Ovum expects total IT spending as a percentage of total revenues to decrease to 3.4 percent in 2017, even though overall IT spending will be higher as total revenue increases, largely due to IT-related cost efficiencies and the increased use of generics, which are less IT-intensive to develop than novel medications. “The improvement of IT-related cost efficiencies will be achieved through systems simplification and infrastructure consolidation, further cloud adoption, falling component prices and increased external sourcing,” explains Brosnan. “Greater externalization of what were once in-house resources and capabilities is occurring globally across all sub-sectors (biotech, small- to mid-sized pharma, and Big Pharma).

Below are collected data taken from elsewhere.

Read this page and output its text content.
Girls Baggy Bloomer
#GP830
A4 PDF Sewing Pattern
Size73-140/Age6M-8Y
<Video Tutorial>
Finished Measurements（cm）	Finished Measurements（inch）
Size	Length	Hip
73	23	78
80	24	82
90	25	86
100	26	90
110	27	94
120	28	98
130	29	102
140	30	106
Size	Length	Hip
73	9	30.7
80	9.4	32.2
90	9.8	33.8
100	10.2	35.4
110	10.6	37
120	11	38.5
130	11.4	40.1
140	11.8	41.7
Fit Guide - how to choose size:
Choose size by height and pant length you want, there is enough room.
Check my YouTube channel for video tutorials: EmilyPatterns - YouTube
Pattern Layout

The centralization of externalized services reduces the total cost of ownership by stripping out duplicate investments and realizing greater economies of scale.”
IT INVESTMENT FOCUS
Pharma manufacturers and prominent members of the pharmaceutical supply chain are certainly looking to make sure their IT investments yield value. The efficient flow of process/machine data and information from production line to executive suite and back is dependent on a well-organized, modern data/informatics infrastructure. This is also unflinchingly true for the reams of data streaming from laboratory operations — especially those in support of cGMP manufacturing and its incumbent quality regimes.
WITNESSES, FIRST HAND
In discussions with customers trying to integrate more functionality and value into their existing IT infrastructure, information technology suppliers and integrators are witnessing first hand where customers are focusing their IT investments as well as the priorities they assign with their spend. Prominent Manufacturing Execution Systems (MES) supplier Werum IT Solutions’ senior director Rolf Blumenthal explains, “Our customers are asking us to fill the gap between the business level and automation level. On this operational level, the first focus in pharma manufacturing is the replacement of paper batch recording with an electronic system.” Of course, this doesn’t just entail mere paper replacement, says Blumenthal, because customers are taking a broader approach to many business functions including material flow, quality control and process automation. Using this functionality across the complete lifecycle of a pharmaceutical product, from lab to market, he says, is positioning MES as a tool for process development, clinical trials production and commercial manufacturing. “During the last three years customers are looking more for strategic products in manufacturing than for customized [bespoke] software. Using an out-of-the-box product … with a strategic roadmap for the next decade, customers can achieve long-term investment protection and lower total cost of ownership.”